Unfortunately there's room for only one exit handler, which is bound to "know
everything".  It is wise to keep C++ programmers away from shell scripts: I've
seen clumsy attempts at implementing RAII, and the complexity rose to
infinity!


5. ERROR HANDLING 1
-------------------

pipefail is a bashism, too bad!

remember:
 * pipes are subshells, error handling is only on the tail
 * 'set -e' is your friend, but a shady one!
   e.g. it is not honoured inside pipes
 * within functions, always behave like 'set -e' is not in place


6. ERROR HANDLING 2
-------------------

default values of variables:

tl;dr

 [ "$variable" ] || variable="$(gen_variable)"

 surprises from this form, as error checking is not effective (dash):

 : "${variable:="$(gen_variable)"}"


7. BOOLEANS
-----------

Perl-style: use empty strings for false, and anything for true.

Advantages: this works

  if [ -n "$variable" ]; then
    ...
  fi

Disadvantages:

 - The variables need to be emptied before use, to avoid accidentally picking
   up values that were previously assigned in the environment.

 - Heads up for `set -u`: if enabled, evaluating an empty variable will make
   the script fail.  But it is always possible to use `"${variable:-}"`.
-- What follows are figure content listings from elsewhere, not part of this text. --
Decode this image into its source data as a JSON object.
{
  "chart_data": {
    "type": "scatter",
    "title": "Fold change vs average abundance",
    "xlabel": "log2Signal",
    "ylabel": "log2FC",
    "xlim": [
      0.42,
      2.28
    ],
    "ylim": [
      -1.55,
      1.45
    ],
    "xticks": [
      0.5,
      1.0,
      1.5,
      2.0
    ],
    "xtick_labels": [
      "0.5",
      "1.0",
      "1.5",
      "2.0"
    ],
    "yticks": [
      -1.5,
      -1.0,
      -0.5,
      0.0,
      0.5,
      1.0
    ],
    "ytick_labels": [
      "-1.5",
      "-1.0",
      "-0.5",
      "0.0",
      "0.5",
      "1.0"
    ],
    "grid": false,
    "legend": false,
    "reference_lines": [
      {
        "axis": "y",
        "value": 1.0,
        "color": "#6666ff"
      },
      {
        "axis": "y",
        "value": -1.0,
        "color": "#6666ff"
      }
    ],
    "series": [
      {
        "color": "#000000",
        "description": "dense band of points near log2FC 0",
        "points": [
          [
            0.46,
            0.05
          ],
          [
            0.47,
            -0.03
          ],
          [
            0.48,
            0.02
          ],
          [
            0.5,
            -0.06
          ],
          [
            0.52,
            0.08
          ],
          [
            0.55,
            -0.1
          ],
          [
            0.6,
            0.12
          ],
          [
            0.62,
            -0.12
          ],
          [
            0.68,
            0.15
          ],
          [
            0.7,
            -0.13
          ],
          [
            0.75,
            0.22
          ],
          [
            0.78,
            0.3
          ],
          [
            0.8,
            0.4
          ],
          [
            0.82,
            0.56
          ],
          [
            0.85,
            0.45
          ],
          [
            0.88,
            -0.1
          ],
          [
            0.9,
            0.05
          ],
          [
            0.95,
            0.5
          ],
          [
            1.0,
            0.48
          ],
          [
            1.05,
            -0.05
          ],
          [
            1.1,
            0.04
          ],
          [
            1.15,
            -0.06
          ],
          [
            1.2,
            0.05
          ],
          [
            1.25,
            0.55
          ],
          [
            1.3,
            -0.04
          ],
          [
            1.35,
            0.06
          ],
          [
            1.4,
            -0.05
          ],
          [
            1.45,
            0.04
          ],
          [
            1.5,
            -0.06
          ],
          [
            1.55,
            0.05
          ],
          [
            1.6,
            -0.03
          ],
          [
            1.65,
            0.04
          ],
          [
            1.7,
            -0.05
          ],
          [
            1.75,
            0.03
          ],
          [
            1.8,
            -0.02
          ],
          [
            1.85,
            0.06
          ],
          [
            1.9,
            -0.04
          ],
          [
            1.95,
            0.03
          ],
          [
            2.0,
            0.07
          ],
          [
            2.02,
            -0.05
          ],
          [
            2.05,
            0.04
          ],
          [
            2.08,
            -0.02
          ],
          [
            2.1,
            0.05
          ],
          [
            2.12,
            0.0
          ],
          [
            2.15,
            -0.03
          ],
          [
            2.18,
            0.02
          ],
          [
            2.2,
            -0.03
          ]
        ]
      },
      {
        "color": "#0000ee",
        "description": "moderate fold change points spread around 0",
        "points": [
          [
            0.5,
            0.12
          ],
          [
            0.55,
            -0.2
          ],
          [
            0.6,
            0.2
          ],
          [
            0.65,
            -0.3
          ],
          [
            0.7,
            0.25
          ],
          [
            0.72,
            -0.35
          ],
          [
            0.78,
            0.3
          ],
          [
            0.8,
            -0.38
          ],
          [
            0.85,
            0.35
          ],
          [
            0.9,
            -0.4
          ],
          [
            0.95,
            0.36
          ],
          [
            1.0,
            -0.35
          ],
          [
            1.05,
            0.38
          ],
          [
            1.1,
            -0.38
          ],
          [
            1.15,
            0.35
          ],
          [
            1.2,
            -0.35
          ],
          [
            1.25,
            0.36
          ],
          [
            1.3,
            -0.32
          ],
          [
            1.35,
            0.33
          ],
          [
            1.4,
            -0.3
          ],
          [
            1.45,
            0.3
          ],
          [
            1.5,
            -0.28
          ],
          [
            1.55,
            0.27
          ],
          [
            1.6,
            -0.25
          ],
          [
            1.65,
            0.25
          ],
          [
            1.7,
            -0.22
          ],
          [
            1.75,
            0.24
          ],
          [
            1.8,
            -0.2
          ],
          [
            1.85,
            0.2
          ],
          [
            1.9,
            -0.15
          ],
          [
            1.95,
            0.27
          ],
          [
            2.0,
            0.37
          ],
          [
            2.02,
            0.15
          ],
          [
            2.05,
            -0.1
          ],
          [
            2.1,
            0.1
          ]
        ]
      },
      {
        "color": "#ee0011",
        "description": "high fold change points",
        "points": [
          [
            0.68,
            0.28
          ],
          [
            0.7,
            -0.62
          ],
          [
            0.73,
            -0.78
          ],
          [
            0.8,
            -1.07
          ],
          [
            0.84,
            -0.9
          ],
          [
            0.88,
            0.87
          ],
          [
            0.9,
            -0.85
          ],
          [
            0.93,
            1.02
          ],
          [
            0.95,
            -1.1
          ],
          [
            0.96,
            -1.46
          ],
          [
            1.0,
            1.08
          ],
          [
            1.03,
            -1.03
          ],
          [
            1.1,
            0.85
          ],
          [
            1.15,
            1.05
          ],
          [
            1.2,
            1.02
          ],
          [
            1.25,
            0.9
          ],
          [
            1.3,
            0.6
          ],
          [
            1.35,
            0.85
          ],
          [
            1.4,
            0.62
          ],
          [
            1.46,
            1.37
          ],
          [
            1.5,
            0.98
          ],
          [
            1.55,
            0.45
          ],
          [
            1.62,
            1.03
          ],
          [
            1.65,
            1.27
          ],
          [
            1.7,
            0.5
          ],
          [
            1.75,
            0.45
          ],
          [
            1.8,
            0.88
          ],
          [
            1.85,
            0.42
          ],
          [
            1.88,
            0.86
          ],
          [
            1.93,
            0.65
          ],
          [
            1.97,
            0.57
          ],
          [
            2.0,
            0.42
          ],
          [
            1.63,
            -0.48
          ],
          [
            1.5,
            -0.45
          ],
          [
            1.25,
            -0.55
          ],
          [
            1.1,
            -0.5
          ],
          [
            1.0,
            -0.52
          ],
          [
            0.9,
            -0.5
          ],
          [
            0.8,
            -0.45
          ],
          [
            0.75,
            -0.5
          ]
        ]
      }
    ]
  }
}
8. REMOTE COMMANDS VIA SSH
--------------------------

It is generally possible to do

  ssh -T user@host command args ...

It is a bit difficult to pull this off if we want to run remotely scripts
of some complexity.

First off, consider using tools like Ansible, although they typically
require some additional packages to be installed remotely (e.g. Python,
in Ansible's case).

Alternative method:

  ssh_pipe() {
    ssh -T -l "${1:?user}" "${2:?host}" sh -xe
  }

  ssh_pipe bob 192.168.1.1 <<EOF
  ... # here goes a shell script!
  EOF

Beware of variable expansions: the local shell variables are expanded within
the heredoc, unless the marker is surrounded by quotes.  To understand this
compare the following forms:

  $ cat <<EOF
  $USER
  EOF

  $ cat <<'EOF'
  $USER
  EOF

Corollary: a neat trick to pass around local variables is the following:

  { cat <<END_OF_VARS; cat <<'END_OF_SCRIPT'; } | ssh_pipe bob 192.168.1.1
    remote_var="$local_var"
  END_OF_VARS
    echo "I can use $remote_var"
  END_OF_SCRIPT


9. XARGS HACKS
--------------

xargs is mostly useful to turn standard input to command line options, but it
also provides a quite powerful way of doing multi-processing out of the box,
without the need of installing special tools.

Execute 20 parallel instances of COMMAND, each eating up to 10 values from the
given sequence

  seq 1 1000 | xargs -P20 -L10 COMMAND